[Paraguay] Les « sans-terres » se préparent à occuper les terres des rois du soja

Les riches « brasiguayens » dans le viseur des « sans-terre » au Paraguay

Les « Brasiguayens », riches propriétaires terriens brésiliens installés dans la région la plus fertile du Paraguay, aux confins de l’Argentine et du Brésil, suscitent la convoitise de milliers de « sans-terre » qui revendiquent la « souveraineté » de ces territoires.

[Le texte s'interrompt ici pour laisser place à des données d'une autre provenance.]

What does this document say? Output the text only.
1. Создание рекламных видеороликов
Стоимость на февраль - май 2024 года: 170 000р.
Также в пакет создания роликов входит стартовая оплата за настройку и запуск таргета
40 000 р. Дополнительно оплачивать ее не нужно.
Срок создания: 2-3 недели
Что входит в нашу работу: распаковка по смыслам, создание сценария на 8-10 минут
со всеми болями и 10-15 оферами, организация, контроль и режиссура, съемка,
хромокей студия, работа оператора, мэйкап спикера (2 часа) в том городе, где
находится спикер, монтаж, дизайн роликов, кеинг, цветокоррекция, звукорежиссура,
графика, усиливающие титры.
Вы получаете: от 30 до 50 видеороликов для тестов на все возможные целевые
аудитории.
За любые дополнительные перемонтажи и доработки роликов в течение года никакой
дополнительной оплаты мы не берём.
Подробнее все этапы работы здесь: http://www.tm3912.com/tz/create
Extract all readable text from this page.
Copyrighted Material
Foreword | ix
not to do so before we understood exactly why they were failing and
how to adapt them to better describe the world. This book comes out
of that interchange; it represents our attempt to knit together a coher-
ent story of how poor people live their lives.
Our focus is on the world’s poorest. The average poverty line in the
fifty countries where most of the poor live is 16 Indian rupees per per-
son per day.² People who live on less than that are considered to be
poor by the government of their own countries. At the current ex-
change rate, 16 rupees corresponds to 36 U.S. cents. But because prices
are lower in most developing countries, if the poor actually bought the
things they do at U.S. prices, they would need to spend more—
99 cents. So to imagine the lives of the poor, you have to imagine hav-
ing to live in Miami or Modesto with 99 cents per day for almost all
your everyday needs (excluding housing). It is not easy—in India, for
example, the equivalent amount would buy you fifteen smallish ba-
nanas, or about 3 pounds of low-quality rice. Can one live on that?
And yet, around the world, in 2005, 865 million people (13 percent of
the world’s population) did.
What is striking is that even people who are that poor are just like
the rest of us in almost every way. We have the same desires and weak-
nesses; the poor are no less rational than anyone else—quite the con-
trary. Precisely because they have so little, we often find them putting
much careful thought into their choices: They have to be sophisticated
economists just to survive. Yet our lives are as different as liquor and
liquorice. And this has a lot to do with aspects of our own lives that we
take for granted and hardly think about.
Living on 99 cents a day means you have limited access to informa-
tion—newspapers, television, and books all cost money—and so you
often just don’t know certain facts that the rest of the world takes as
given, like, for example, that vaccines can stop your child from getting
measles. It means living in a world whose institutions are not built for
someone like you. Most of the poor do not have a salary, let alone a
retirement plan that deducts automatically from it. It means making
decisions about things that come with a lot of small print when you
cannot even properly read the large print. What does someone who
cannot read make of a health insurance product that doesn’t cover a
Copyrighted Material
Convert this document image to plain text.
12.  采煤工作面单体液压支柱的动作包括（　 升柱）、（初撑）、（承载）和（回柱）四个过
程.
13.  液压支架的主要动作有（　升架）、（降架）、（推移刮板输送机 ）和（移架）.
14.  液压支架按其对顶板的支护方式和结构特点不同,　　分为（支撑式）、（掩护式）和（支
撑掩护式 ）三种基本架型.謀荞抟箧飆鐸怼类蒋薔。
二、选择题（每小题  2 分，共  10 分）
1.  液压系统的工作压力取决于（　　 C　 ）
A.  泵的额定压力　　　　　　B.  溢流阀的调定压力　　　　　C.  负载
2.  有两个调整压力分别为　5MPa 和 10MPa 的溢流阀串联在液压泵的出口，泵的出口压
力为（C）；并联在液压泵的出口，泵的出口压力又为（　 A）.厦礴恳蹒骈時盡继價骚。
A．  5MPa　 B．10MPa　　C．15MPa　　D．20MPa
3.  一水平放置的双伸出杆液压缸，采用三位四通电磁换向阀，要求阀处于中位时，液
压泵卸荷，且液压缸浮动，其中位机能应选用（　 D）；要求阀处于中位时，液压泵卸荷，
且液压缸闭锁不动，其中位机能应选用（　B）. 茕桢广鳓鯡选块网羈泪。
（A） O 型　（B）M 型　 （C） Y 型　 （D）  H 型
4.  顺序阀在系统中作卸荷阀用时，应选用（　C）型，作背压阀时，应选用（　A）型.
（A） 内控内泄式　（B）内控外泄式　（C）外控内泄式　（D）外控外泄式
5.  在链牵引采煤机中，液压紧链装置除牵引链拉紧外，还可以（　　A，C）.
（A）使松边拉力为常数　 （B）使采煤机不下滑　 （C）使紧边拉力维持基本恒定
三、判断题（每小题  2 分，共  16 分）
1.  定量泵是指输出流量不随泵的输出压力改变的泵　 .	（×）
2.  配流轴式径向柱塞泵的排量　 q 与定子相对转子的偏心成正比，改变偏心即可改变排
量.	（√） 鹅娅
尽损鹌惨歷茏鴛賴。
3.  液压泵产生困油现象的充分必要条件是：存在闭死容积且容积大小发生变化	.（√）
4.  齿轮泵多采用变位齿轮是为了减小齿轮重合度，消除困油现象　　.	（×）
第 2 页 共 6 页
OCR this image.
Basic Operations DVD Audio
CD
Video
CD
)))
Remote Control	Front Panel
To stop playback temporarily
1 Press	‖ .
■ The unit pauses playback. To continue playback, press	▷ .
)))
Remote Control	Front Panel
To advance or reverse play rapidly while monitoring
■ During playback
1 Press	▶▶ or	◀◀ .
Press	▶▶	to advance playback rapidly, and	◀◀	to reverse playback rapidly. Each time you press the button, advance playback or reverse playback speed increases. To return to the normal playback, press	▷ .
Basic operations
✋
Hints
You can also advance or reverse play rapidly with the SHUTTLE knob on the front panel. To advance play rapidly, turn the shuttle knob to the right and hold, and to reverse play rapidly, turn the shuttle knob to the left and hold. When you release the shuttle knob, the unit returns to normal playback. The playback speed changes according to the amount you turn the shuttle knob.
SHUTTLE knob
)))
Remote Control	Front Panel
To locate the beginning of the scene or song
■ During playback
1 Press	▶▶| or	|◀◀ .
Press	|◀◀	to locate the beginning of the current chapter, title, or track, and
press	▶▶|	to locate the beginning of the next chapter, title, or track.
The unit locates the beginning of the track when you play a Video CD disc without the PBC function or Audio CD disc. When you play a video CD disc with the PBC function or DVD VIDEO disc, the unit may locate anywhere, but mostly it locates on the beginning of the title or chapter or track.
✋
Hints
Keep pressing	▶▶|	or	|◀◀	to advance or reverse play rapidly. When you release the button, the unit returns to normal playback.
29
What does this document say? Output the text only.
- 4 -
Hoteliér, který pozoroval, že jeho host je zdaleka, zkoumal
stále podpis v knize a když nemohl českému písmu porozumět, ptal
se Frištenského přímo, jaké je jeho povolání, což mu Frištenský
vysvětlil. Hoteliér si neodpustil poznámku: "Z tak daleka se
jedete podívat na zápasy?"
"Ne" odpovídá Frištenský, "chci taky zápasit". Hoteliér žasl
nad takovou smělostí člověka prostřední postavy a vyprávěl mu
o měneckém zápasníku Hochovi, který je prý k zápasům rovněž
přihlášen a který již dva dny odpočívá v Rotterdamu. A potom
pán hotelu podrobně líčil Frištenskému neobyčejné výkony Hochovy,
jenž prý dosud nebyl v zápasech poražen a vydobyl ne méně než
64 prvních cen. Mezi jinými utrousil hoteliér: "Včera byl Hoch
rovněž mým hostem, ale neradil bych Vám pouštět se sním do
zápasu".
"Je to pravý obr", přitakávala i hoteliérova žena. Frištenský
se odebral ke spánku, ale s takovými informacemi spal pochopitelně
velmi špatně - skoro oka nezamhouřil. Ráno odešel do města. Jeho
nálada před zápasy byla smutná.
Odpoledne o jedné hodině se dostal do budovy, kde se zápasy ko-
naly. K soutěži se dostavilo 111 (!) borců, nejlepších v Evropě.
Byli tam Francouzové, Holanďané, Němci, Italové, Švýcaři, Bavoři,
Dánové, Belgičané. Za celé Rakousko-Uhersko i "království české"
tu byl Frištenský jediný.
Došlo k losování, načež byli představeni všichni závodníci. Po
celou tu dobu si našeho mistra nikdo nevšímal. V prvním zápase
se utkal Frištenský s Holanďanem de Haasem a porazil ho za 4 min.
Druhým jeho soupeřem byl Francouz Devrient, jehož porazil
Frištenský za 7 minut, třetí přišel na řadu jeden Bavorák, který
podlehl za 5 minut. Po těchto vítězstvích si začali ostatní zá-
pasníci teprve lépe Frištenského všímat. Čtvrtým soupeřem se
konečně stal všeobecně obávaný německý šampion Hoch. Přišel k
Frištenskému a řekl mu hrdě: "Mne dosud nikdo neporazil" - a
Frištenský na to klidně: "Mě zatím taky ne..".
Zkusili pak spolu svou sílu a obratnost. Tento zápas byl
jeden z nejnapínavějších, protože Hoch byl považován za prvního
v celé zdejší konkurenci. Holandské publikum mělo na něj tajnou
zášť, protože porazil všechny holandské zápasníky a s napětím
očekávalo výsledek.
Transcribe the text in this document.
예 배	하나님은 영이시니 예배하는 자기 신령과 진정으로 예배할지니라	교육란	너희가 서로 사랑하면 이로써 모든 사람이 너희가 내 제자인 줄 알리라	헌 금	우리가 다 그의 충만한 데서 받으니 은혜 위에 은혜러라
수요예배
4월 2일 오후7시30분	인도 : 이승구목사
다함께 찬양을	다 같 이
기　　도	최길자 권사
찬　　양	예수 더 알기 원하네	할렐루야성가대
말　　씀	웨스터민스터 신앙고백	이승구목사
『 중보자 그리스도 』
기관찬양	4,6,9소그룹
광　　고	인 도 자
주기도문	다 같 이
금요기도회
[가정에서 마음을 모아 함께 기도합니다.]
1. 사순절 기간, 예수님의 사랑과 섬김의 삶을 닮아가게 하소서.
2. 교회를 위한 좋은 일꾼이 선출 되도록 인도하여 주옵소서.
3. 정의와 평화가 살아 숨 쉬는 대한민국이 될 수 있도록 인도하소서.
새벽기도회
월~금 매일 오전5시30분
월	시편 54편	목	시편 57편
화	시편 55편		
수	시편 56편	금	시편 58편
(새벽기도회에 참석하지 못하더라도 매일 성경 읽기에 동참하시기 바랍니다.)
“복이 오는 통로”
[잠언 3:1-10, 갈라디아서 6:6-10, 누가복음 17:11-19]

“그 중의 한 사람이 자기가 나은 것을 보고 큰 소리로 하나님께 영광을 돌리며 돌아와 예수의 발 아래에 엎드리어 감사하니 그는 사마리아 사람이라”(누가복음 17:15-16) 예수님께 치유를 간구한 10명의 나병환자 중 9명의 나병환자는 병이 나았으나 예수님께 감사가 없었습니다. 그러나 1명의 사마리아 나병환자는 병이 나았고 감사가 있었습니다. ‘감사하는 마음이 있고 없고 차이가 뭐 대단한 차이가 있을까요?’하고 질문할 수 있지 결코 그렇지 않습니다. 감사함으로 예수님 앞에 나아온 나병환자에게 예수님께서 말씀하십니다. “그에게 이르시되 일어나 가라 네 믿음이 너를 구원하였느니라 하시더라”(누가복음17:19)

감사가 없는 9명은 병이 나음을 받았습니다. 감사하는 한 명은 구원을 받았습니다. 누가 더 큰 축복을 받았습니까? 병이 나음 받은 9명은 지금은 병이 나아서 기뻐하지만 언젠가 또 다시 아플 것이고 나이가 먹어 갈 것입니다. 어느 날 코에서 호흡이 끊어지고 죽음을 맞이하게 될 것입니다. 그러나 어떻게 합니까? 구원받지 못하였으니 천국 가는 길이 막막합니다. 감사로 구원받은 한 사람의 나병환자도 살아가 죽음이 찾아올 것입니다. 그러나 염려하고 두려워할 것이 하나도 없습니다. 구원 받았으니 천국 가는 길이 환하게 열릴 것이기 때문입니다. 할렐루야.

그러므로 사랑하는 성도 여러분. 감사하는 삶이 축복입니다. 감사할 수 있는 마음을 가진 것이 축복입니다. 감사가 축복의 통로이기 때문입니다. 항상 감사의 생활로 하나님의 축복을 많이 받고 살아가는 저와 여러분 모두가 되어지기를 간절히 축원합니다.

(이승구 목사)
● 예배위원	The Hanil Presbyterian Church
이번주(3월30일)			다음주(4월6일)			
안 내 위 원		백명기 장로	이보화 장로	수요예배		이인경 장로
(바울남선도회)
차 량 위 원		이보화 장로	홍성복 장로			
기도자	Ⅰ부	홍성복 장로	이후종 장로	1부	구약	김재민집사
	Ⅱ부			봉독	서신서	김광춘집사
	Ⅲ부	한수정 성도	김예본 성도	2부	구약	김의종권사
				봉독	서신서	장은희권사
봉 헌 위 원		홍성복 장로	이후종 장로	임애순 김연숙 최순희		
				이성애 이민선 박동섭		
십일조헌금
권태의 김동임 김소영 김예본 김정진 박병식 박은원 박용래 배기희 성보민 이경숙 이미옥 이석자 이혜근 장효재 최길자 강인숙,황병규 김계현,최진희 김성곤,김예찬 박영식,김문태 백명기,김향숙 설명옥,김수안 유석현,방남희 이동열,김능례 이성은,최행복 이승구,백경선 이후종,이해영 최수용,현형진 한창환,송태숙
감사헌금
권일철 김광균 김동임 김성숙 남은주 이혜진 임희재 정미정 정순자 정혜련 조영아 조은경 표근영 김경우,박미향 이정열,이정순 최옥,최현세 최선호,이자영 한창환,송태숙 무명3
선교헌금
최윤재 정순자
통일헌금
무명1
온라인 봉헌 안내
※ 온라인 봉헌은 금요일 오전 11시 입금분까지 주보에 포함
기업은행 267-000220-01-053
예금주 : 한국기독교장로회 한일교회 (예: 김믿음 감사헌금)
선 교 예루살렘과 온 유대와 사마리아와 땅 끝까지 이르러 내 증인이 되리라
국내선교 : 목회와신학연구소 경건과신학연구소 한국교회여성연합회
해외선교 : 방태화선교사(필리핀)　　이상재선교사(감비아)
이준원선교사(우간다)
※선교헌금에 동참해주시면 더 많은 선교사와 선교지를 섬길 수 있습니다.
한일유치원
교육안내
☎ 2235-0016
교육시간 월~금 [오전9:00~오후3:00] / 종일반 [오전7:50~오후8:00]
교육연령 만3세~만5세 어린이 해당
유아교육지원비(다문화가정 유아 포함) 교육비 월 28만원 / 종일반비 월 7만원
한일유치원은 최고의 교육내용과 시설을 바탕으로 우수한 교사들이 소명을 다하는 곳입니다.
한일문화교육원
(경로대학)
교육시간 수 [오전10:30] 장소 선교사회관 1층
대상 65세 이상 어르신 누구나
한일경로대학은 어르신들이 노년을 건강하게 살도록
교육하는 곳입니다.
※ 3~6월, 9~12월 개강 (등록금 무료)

Des paysans paraguayens sans terre manifestent dans un champ de soja à Nacuday, Alto Parana, au Paraguay le 15 décembre 2011

 Des paysans paraguayens sans terre manifestent dans un champ de soja à Nacuday, Alto Parana, au Paraguay le 15 décembre 2011
 

« Un massacre peut arriver ici. On ne va pas pouvoir éviter l’effusion de sang. Nous allons nous battre centimètre par centimètre pour cette terre », prévient Rosalino Casco, un des leaders de l’association qui regroupe quelques-uns des 350.000 « sans-terre » du pays.

M. Casco et environ 5.000 de ses camarades sont installés depuis le mois de septembre sous un soleil de plomb dans un campement de fortune sur un chemin poussiéreux longeant les exploitations du « roi du soja » local, le Brésilien Tranquilo Favero.

 

Les paysans projettent d’occuper une partie de cette propriété, une pratique qui s’est développée ces dernières années dans un pays où 2% de la population possède 80% des terres.

Si ces conflits se résolvent généralement sans violence quelque 200 éléments de la police anti-émeutes postés à environ 500 mètres du campement sont toutefois prêts à déloger les occupants.

« Nous ignorons le jour et l’heure, mais nous allons entrer (sur la propriété) d’un moment à l’autre. S’il faut lutter, nous lutterons. Si on ne peut pas défendre notre terre, autant qu’ils nous transforment en province brésilienne », clame M. Casco avec véhémence en langue guarani.

Les grands propriétaires venus du Brésil voisin occupent depuis 40 ans les terres les plus riches de l’Alto Parana (est), acquises à l’époque dans des conditions très avantageuses accordées par le dictateur Alfredo Stroessner (1954-1989).

Les employés de M. Favero cultivent sur une zone déboisée de 400.000 hectares, dont 110.000 lui auraient été offertes par le régime de fer de Stroessner, dénonce M. Casco, précisant qu’elles sont valorisées à quelque 10.000 dollars l’hectare, soit les plus chères du pays au moment où les cours mondiaux du soja explosent.

Le Paraguay, 4e exportateur mondial de soja derrière les Etats-Unis, le Brésil et l’Argentine, devrait enregistrer une récolte record lors de la campagne 2010-2011, avec un total de 10 millions de tonnes, contre 8,5 lors de la campagne précédente.

La culture de l’oléagineux attire ainsi de nombreux agriculteurs Brésiliens, dont la population atteindrait aujourd’hui les 500.000 dans ce petit pays enclavé de 6,4 millions d’habitants.

Une pénétration massive qui préoccupe le gouvernement du président Fernando Lugo. Ce dernier a récemment fait voter une loi interdisant la vente à des étrangers des territoires situés à plus de 50 km des frontières.

Les propriétaires soupçonnent même le gouvernement de commanditer les occupations pour juguler l’extention de leurs propriétés.

Face à ces manifestations hostiles, Valter Mesch, producteur de soja à Iruña, près de Nacunday (est), se plaint d’être entravé dans ses activités. « On ne peut plus travailler ainsi », assure-t-il.

Le président de l’Institut de la terre (Indert, public), Marciano Barreto, a proposé aux propriétaires une revue de propriété, prévoyant la vérification des titres et des superficies détenues, pour tenter de récupérer certains territoires appartenant selon lui à l’Etat.

« Nous sommes persuadés que des terres appartenant à l’Etat ont été vendues de manière frauduleuse », explique ce dernier à l’AFP, tout en assurant que le gouvernement n’a pas l’intention de « chasser » les propriétaires étrangers.

Ces accusations de fraude sont rejetées en bloc par les propriétaires.

« Même le président Fernando Lugo a pu étudier nos titres (…) Tout ce que nous possédons est légal, tout est authentique », assure Necildo Marini, le gendre du « roi du soja ».

De son côté, Elio Cecon, affirme à l’AFP qu’il défendra sa propriété « jusqu’au bout ». « Mon père a acheté cette propriété en 1973. C’est le fruit de nombreux sacrifices », plaide-t-il.